Da höre ich sie schon toben und sehe sie schäumen, die Lobbyisten und Anwälte von vermeintlicher Glaubensfreiheit. Vermutlich wird man den Deutschen wieder einmal Antisemitismus und Islamfeindlichkeit vorwerfen, aber damit hat das, was hier passiert nichts zu tun. Hier geht es einzig und allein darum, zu vermeiden, dass Kindern unnötig Schmerz zugefügt wird.
Es mag sein, das Menschen in anderen Teilen der Erde, kein Problem damit haben, ihre Kinder zu verstümmeln. Das trifft Mädchen übrigens in noch viel greulicherer Weise. Und es mag sein, dass die Menschen dort sich mit ihrer Tradition wohl fühlen. Aber hier leben wir in Deutschland, haben eine andere Tradition und ein anderes Verständnis von Glaubensfreiheit und dem, was erlaubt und verboten sein sollte und das ist auch gut so.


Bundesregierung billigt Kindesmisshandlung


Hingegen sieht der Gesetzentwurf der Bundesregierung vor, dass Nicht-Ärzte Beschnei­dungen nach den Regeln der ärztlichen Kunst durchführen dürfen, wenn sie dafür besonders ausgebildet sind. Wie kann denn ein Nichtarzt bitteschön so ausgebildet sein, dass er alle Regeln der ärztlichen Kunst kennt? Ein Medizinstudium dauert in Deutschland mindestens sechs Jahre. Damit ist man aber noch kein Chirurg. Die hierfür notwendige Facharztausbildung dauert dann noch einmal fünf bis acht Jahre. Soll es jetzt in Zukunft Schnellbeschneidungskurse mit Zertifkat für die Zirkumzision geben? „Können außerhalb einer Klinik oder einer ärztlichen Praxis überhaupt Beschneidungen nach den Regeln der ärztlichen Kunst durchgeführt werden, oder können dort die notwendigen Anforderungen an Hygiene und Sterilität nicht gewährleistet werden, die für eine Behandlung nach den Regeln der ärztlichen Kunst erforderlich sind?“, fragten die zuständigen Ausschüsse im Parlament zurecht nach. Der Regierungsentwurf sieht weiter vor, dass die Eltern bei Einhaltung bestimmter Anforderungen in eine nicht medizinisch indizierte Beschneidung ihres minderjährigen Sohnes einwilligen können. Die Beschneidung solle aber fachgerecht und ohne „unnötige Schmerzen“ geschehen. Zudem soll eine „im Einzelfall gebotene und wirkungsvolle Schmerzbehandlung“ sichergestellt sein.
Wer entscheidet denn hier im Einzelfall? Und was sind eigentlich unnötige Schmerzen?

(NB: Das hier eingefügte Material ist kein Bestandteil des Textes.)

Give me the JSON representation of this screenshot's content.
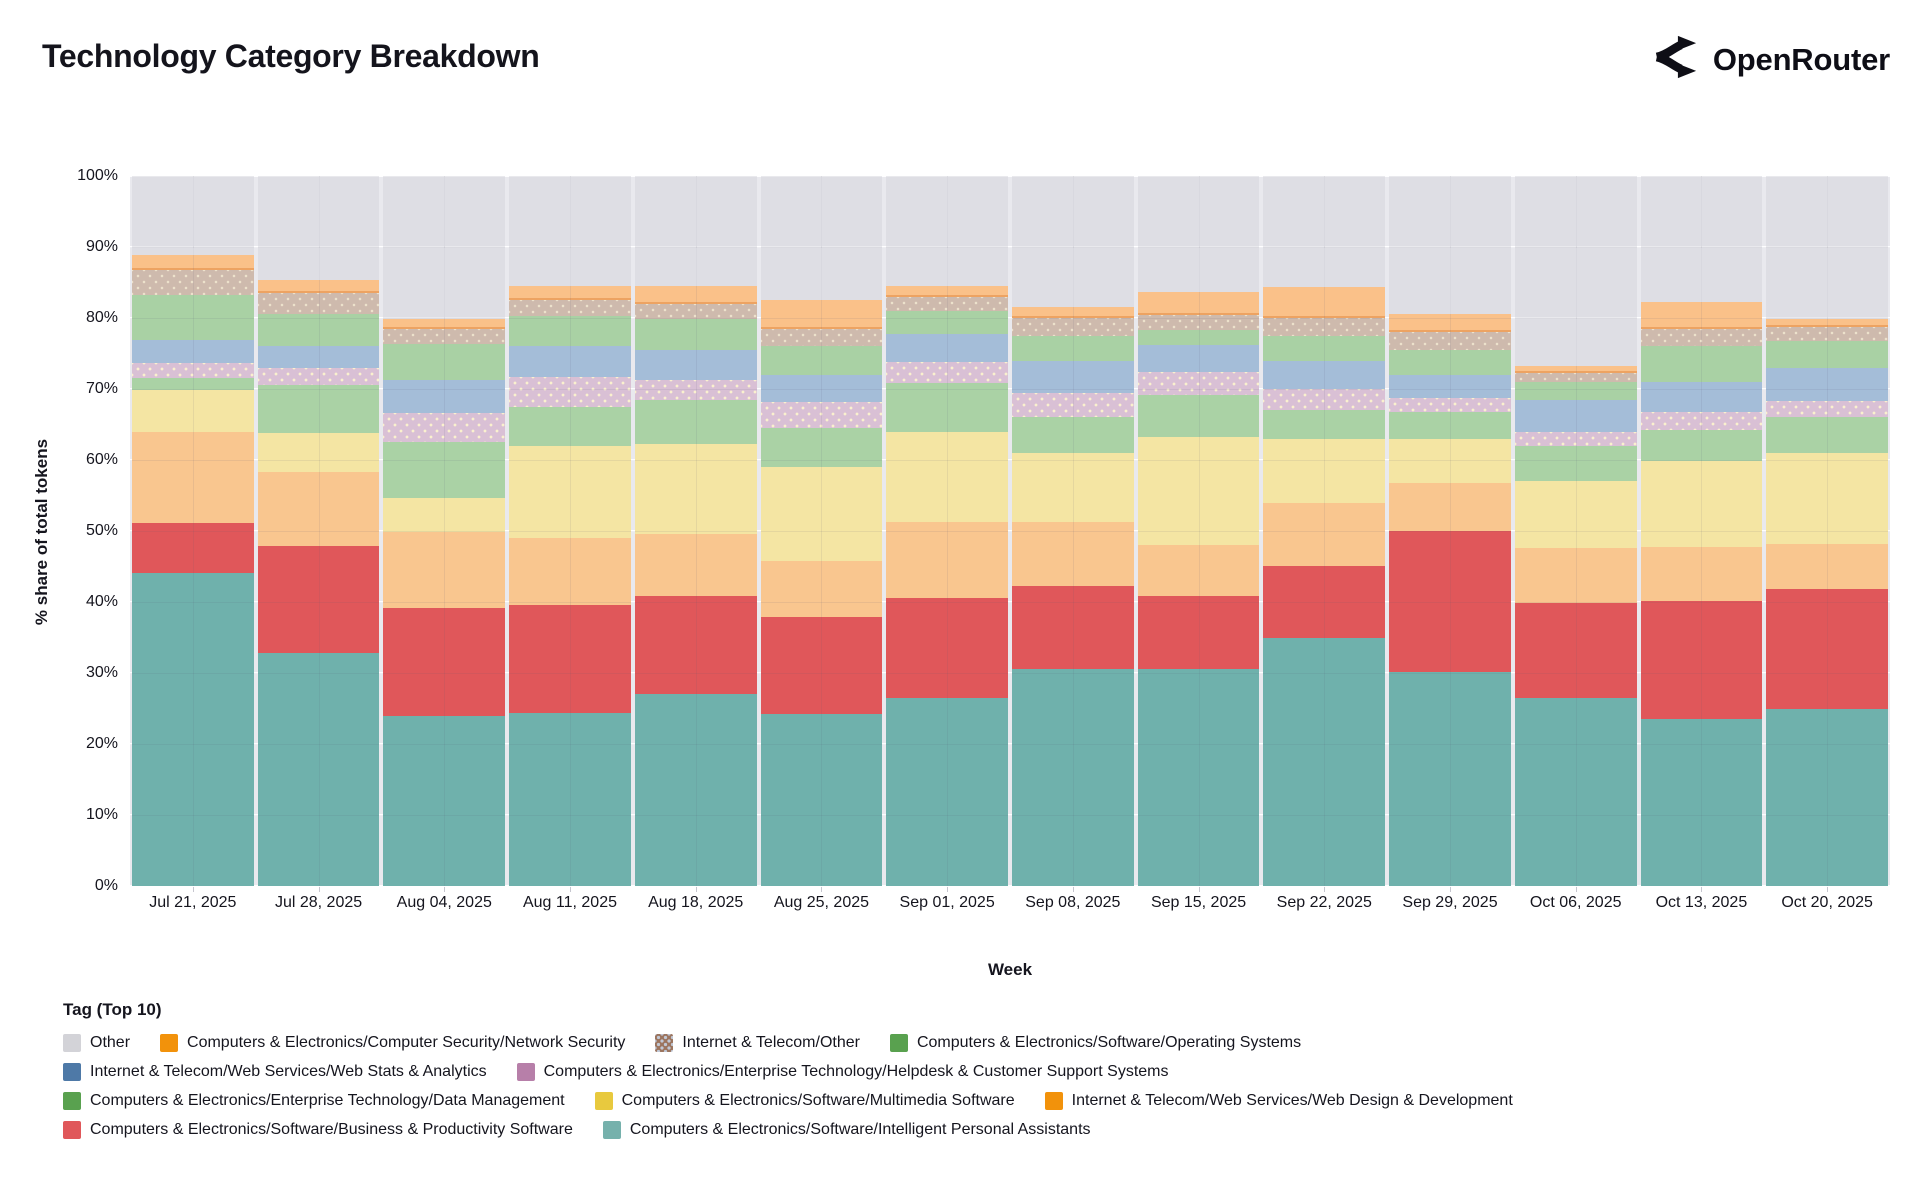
{
  "header": {
    "title": "Technology Category Breakdown",
    "brand": "OpenRouter",
    "brand_icon": "openrouter-fork-arrows",
    "brand_color": "#0e0e16"
  },
  "legend": {
    "title": "Tag (Top 10)"
  },
  "chart_data": {
    "type": "bar",
    "stacked": true,
    "orientation": "vertical",
    "title": "Technology Category Breakdown",
    "xlabel": "Week",
    "ylabel": "% share of total tokens",
    "ylim": [
      0,
      100
    ],
    "yticks": [
      "0%",
      "10%",
      "20%",
      "30%",
      "40%",
      "50%",
      "60%",
      "70%",
      "80%",
      "90%",
      "100%"
    ],
    "grid": true,
    "plot_bg": "#e9e9ee",
    "legend_position": "bottom",
    "categories": [
      "Jul 21, 2025",
      "Jul 28, 2025",
      "Aug 04, 2025",
      "Aug 11, 2025",
      "Aug 18, 2025",
      "Aug 25, 2025",
      "Sep 01, 2025",
      "Sep 08, 2025",
      "Sep 15, 2025",
      "Sep 22, 2025",
      "Sep 29, 2025",
      "Oct 06, 2025",
      "Oct 13, 2025",
      "Oct 20, 2025"
    ],
    "series_note": "series listed bottom-to-top of stack; legend displays them in reverse order; values are % share of total tokens",
    "series": [
      {
        "label": "Computers & Electronics/Software/Intelligent Personal Assistants",
        "bar_color": "#6fb1ac",
        "legend_color": "#76b1ac",
        "pattern": "none",
        "values": [
          44.1,
          32.8,
          24.0,
          24.4,
          27.0,
          24.2,
          26.5,
          30.6,
          30.6,
          35.0,
          30.1,
          26.5,
          23.5,
          24.9
        ]
      },
      {
        "label": "Computers & Electronics/Software/Business & Productivity Software",
        "bar_color": "#e0575a",
        "legend_color": "#e0575a",
        "pattern": "none",
        "values": [
          7.0,
          15.1,
          15.2,
          15.2,
          13.8,
          13.7,
          14.1,
          11.7,
          10.2,
          10.1,
          19.9,
          13.4,
          16.6,
          16.9
        ]
      },
      {
        "label": "Internet & Telecom/Web Services/Web Design & Development",
        "bar_color": "#f9c68f",
        "legend_color": "#f2920b",
        "pattern": "none",
        "values": [
          12.9,
          10.4,
          10.7,
          9.4,
          8.8,
          7.9,
          10.7,
          9.0,
          7.2,
          8.9,
          6.7,
          7.7,
          7.7,
          6.4
        ]
      },
      {
        "label": "Computers & Electronics/Software/Multimedia Software",
        "bar_color": "#f4e5a3",
        "legend_color": "#e8c93e",
        "pattern": "none",
        "values": [
          5.9,
          5.5,
          4.8,
          13.0,
          12.6,
          13.2,
          12.7,
          9.7,
          15.2,
          9.0,
          6.3,
          9.4,
          12.0,
          12.8
        ]
      },
      {
        "label": "Computers & Electronics/Enterprise Technology/Data Management",
        "bar_color": "#aad2a5",
        "legend_color": "#59a14f",
        "pattern": "none",
        "values": [
          1.6,
          6.7,
          7.8,
          5.5,
          6.3,
          5.5,
          6.8,
          5.0,
          6.0,
          4.0,
          3.8,
          5.0,
          4.4,
          5.0
        ]
      },
      {
        "label": "Computers & Electronics/Enterprise Technology/Helpdesk & Customer Support Systems",
        "bar_color": "#d9c0d5",
        "legend_color": "#b77fa9",
        "pattern": "dots",
        "values": [
          2.2,
          2.5,
          4.1,
          4.2,
          2.8,
          3.7,
          3.0,
          3.5,
          3.2,
          3.0,
          2.0,
          2.0,
          2.6,
          2.3
        ]
      },
      {
        "label": "Internet & Telecom/Web Services/Web Stats & Analytics",
        "bar_color": "#a4bdd8",
        "legend_color": "#4e79a7",
        "pattern": "none",
        "values": [
          3.2,
          3.0,
          4.7,
          4.3,
          4.2,
          3.8,
          4.0,
          4.5,
          3.8,
          4.0,
          3.2,
          4.5,
          4.2,
          4.7
        ]
      },
      {
        "label": "Computers & Electronics/Software/Operating Systems",
        "bar_color": "#a9d1a4",
        "legend_color": "#59a14f",
        "pattern": "none",
        "values": [
          6.3,
          4.5,
          5.0,
          4.3,
          4.3,
          4.0,
          3.2,
          3.5,
          2.1,
          3.5,
          3.5,
          2.5,
          5.0,
          3.8
        ]
      },
      {
        "label": "Internet & Telecom/Other",
        "bar_color": "#cebaad",
        "legend_color": "#9c755f",
        "pattern": "dots-soft",
        "values": [
          3.6,
          3.0,
          2.1,
          2.2,
          2.2,
          2.5,
          2.0,
          2.5,
          2.1,
          2.5,
          2.5,
          1.2,
          2.5,
          2.0
        ]
      },
      {
        "label": "Computers & Electronics/Computer Security/Network Security",
        "bar_color": "#fac189",
        "legend_color": "#f2920b",
        "pattern": "none",
        "edge_bottom": "#eda362",
        "values": [
          2.1,
          1.8,
          1.4,
          2.0,
          2.5,
          4.0,
          1.5,
          1.5,
          3.3,
          4.3,
          2.5,
          1.1,
          3.8,
          1.0
        ]
      },
      {
        "label": "Other",
        "bar_color": "rgba(208,208,216,0.45)",
        "legend_color": "#d3d3d8",
        "pattern": "none",
        "values": [
          11.1,
          14.7,
          20.2,
          15.5,
          15.5,
          17.5,
          15.5,
          18.5,
          16.3,
          15.7,
          19.5,
          26.7,
          17.7,
          20.2
        ]
      }
    ]
  }
}
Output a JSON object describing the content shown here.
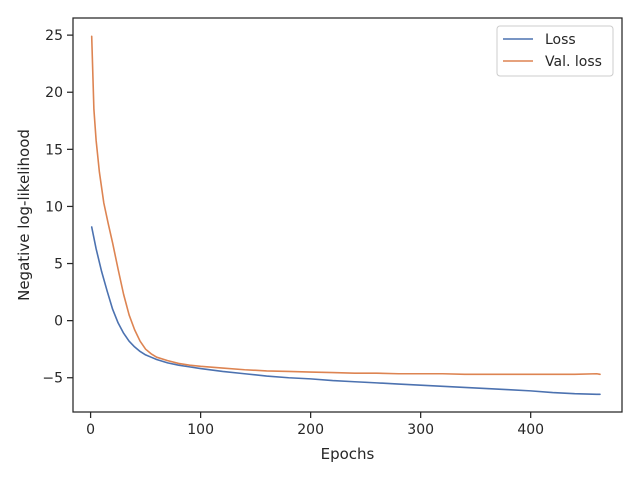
{
  "chart_data": {
    "type": "line",
    "xlabel": "Epochs",
    "ylabel": "Negative log-likelihood",
    "xlim": [
      -16,
      483
    ],
    "ylim": [
      -8,
      26.5
    ],
    "xticks": [
      0,
      100,
      200,
      300,
      400
    ],
    "yticks": [
      -5,
      0,
      5,
      10,
      15,
      20,
      25
    ],
    "xtick_labels": [
      "0",
      "100",
      "200",
      "300",
      "400"
    ],
    "ytick_labels": [
      "−5",
      "0",
      "5",
      "10",
      "15",
      "20",
      "25"
    ],
    "grid": false,
    "legend_position": "top-right",
    "series": [
      {
        "name": "Loss",
        "color": "#4c72b0",
        "x": [
          1,
          5,
          10,
          15,
          20,
          25,
          30,
          35,
          40,
          45,
          50,
          55,
          60,
          70,
          80,
          90,
          100,
          120,
          140,
          160,
          180,
          200,
          220,
          240,
          260,
          280,
          300,
          320,
          340,
          360,
          380,
          400,
          420,
          440,
          460,
          463
        ],
        "y": [
          8.2,
          6.3,
          4.3,
          2.6,
          1.0,
          -0.2,
          -1.1,
          -1.8,
          -2.3,
          -2.7,
          -3.0,
          -3.2,
          -3.4,
          -3.7,
          -3.9,
          -4.05,
          -4.2,
          -4.45,
          -4.65,
          -4.85,
          -5.0,
          -5.1,
          -5.25,
          -5.35,
          -5.45,
          -5.55,
          -5.65,
          -5.75,
          -5.85,
          -5.95,
          -6.05,
          -6.15,
          -6.3,
          -6.4,
          -6.45,
          -6.45
        ]
      },
      {
        "name": "Val. loss",
        "color": "#dd8452",
        "x": [
          1,
          3,
          5,
          8,
          12,
          16,
          20,
          25,
          30,
          35,
          40,
          45,
          50,
          55,
          60,
          70,
          80,
          90,
          100,
          120,
          140,
          160,
          180,
          200,
          220,
          240,
          260,
          280,
          300,
          320,
          340,
          360,
          380,
          400,
          420,
          440,
          460,
          463
        ],
        "y": [
          24.9,
          18.5,
          15.8,
          13.0,
          10.3,
          8.5,
          6.8,
          4.5,
          2.3,
          0.5,
          -0.8,
          -1.8,
          -2.5,
          -2.9,
          -3.2,
          -3.5,
          -3.75,
          -3.9,
          -4.0,
          -4.15,
          -4.3,
          -4.4,
          -4.45,
          -4.5,
          -4.55,
          -4.6,
          -4.6,
          -4.65,
          -4.65,
          -4.65,
          -4.7,
          -4.7,
          -4.7,
          -4.7,
          -4.7,
          -4.7,
          -4.65,
          -4.7
        ]
      }
    ]
  }
}
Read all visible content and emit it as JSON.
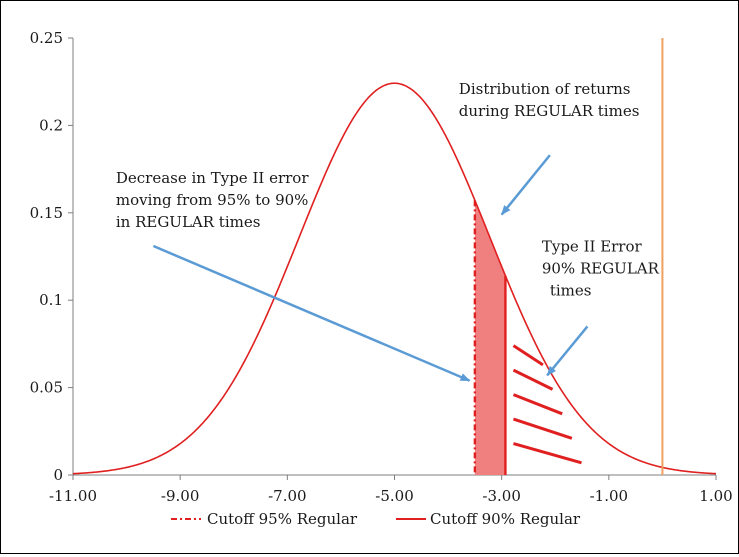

Politik - Viel Wind um nichts


Unsere Regierung ist mit diesem Vorschlag wieder einmal eingeknickt vor wem auch immer. Bei allem gebotenen Respekt gegenüber anderen Religionen, halte ich es dringend für notwendig (die Not zu wenden), endlich einmal ein Zeichen zu setzen und die Beschneidung von Kindern unter Strafe zu stellen. Der Vorschlag der Opposition geht zwar nicht so weit, könnte aber ein guter Kompromiss sein. Am 22. November wird sich der Deutsche Bundestag in Erster Lesung mit der Regelung der Beschneidung befassen.
Ich hoffe und wünsche, dass über alles Parteigeklüngel und Wahlkampfgetöse hinaus am Ende ein Sieg für die Schwächsten eingefahren wird: Ein Sieg für die Rechte wehrloser Kinder.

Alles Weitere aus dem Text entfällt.